When we leave our houses in the morning, our clothing instantly speaks to the eyes and minds of the people around us. We are in control of illustrating our self-image with every style choice we make.
This same ability to control our identity and the way people perceive us lingers in the smartphone nestled in our pockets. We can control our image online by framing our interests and cropping out our insecurities and weaknesses.
Philippe Ross, professor of media studies at the University of Ottawa and associate editor of the Canadian Journal of Media Studies, suggests that part of the reason people frequently post content online is so they can feel some control over the impressions that others may have of us.
As a result, technology has become second nature to us. Just like we speak in order to share our thoughts, we post content online in order to express ourselves. Online posting is no longer a decision for most heavy media users; uploading content has become a reflex.
If we are going to point fingers, we can surely blame this day and age for the importance we place on technology.

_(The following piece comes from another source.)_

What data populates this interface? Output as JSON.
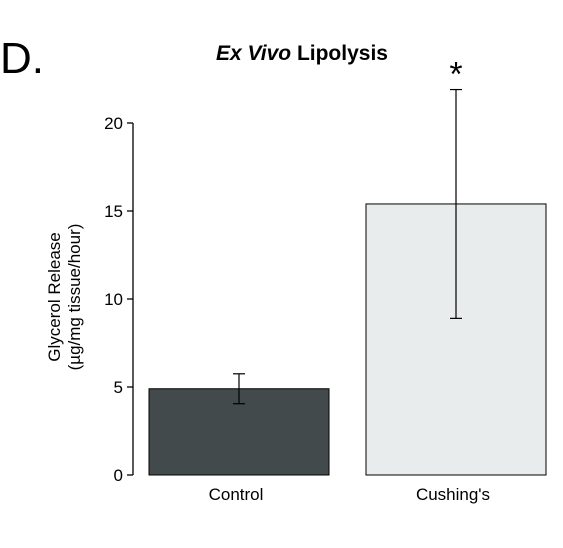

No wonder we drape ourselves from head-to-toe in technology – we ourselves exist under a heavy blanket of technology-based expectations. The true question now is, even if we are enlightened on the nature of our behavior, do we consider it problematic?
Over-documenting has become the most visible repercussion stemming from the capabilities of social media.
“Information that traditionally you would have reserved just for your closest friends, you’re now publicizing across your whole network of acquaintances,” says Ross.
With the power to post whatever we want, whenever we choose, comes responsibility. So where do we draw the line for posting content freely?
“People have different policies in terms of their own use of these tools,” says Ross. “In terms of how collectively we decide what you can and what you can not do, that comes with time and right now we’re still at the stage of deciding.”
“I’m personally a bit concerned about this lack of distinction between public and private,” says Ross.